昨日「デビルマン」に関する記事をアップしたからではないが、書店で「悪魔絵の物語」という本を見つけ購入。ここでは主に西洋美術を中心とした悪魔の図像を紹介している。

手元にイメージ・シンボル辞典なる本があるので悪魔を何て書かれているかを牽いてみた。

demon 悪魔
a ユダヤ人にとってはヤハウェとほぼ同格の神であり(daiom)、神の位より下の精霊である。サタン(「敵」という意味でのちに固有名詞になった)は同様に神の召使いであり、ヨブを誘惑するために神の許しを得る。また「荒野」に生息する悪魔である。アザゼル(azazel)と同じく生贄のヤギでもありし、リリス(Lilith)と同じく吸血鬼でもある。b ギリシャ、ローマでは非業の死を遂げたものは復讐鬼となった。他のもの達(非業の死を遂げないもの)は復讐の三女神、ハルピュイアHarpies、レムレスLemures(死者の亡霊)など共同の復讐を求める悪霊になった。そしてそういった亡霊の他に力になる守護霊(numina)もいる。

Satn サタン
1.「大敵」erct-enemyとして「ヨブ」1,6に初めて登場する。(神は世の中の善行しか見ないので)サタンは、放浪中に目撃したすべての悪事を報告する。神の常なる敵、混沌の竜(ラハブ、もしくはレビヤタン)と同一視される。2.角と丸い大きな目と爪と尾など、あるいはこれらのいずれか1つをもつ。3.キリストとは黒対白の大局的な関係にあるが、両者とも神の子である点で兄弟関係にもある。キリストの再降臨の際は、サタンは千年間太い鎖でつながれるだろう。4.魔女の神で、魔女集会のときはその地域の首領の姿をとり、中心的役割をはたす。5.ブレークは、サタンをできそこない、蒙昧の極限(=ヤハウェ)とみなし、ミルトンが神より強くたくましく描いているのを非難した。

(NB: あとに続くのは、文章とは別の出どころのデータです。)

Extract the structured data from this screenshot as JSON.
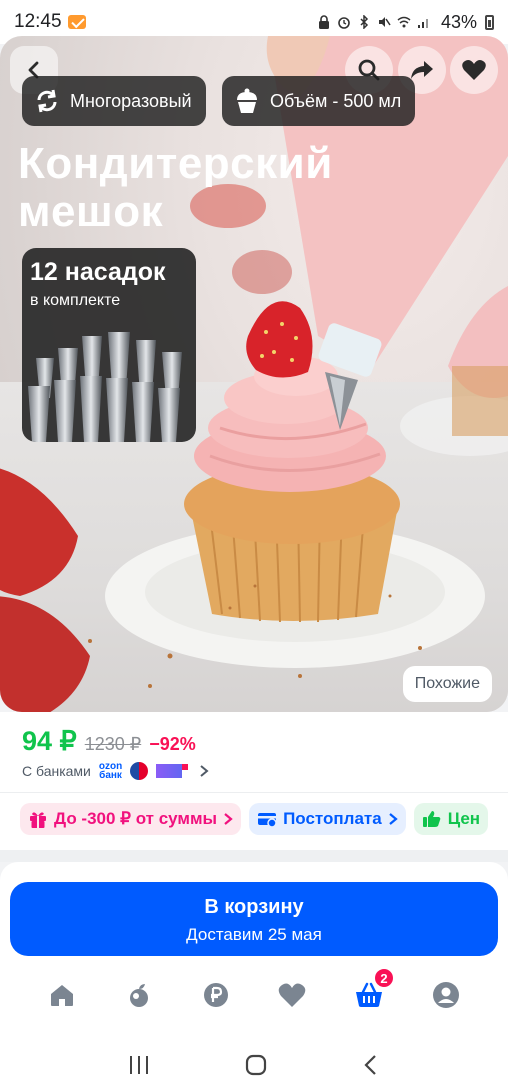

※「イメージシンボル事典」アト・ド・フリース著(大修館書店)より引用

本はムック形式なのでパラパラと読みやすい。伝統的な悪魔の絵とともに、それらに関連するであろう現代的な絵もあります。

たとえば私の好きなベルギーの幻想画家アンソールの作品があります。悪魔というよりは仮面の世界。悪魔的な仮面によって人間の裏の本性を暴き出そうアンソールは試みました。

それと知らなかったので、驚いたのですが、モダンアートのニキ・ド・サンファルがタロットの悪魔のカードをモチーフにしたオブジェの紹介も。で、何が驚いたのかというとニキ・ド・サンファルが20年近くかけてタロットの大アルカナの22枚をテーマにオブジェにしたタロット・ガーデンなるものがあるということを知ったことです。そんなのが、あるんだと。

こうしてみていくと悪魔は最初は邪悪なものとして忌むべき対象となっていたのが近代になり、もっと親しいように画かれていくようになるのがよくわかります。人間存在を見つめるにあたり、人には陰陽の2面性があることを受け入れ、必ずしも人は善のみにあらずと、問の幅や表現の幅が膨らんできたということかな。そこには権力のあり方とそれにともなう自由のあり方も関わっているでしょう。

その意味では日本は、YouTubeでワクチンというとコンテンツが削除されると騒がれた時期があるも、よくよく考えるとYouTubeは無料で使える映像媒体で、民間が経営するもの。なのでそうしたことはありえるわけなので、表現の自由が許されている幸せな国だと私は思います。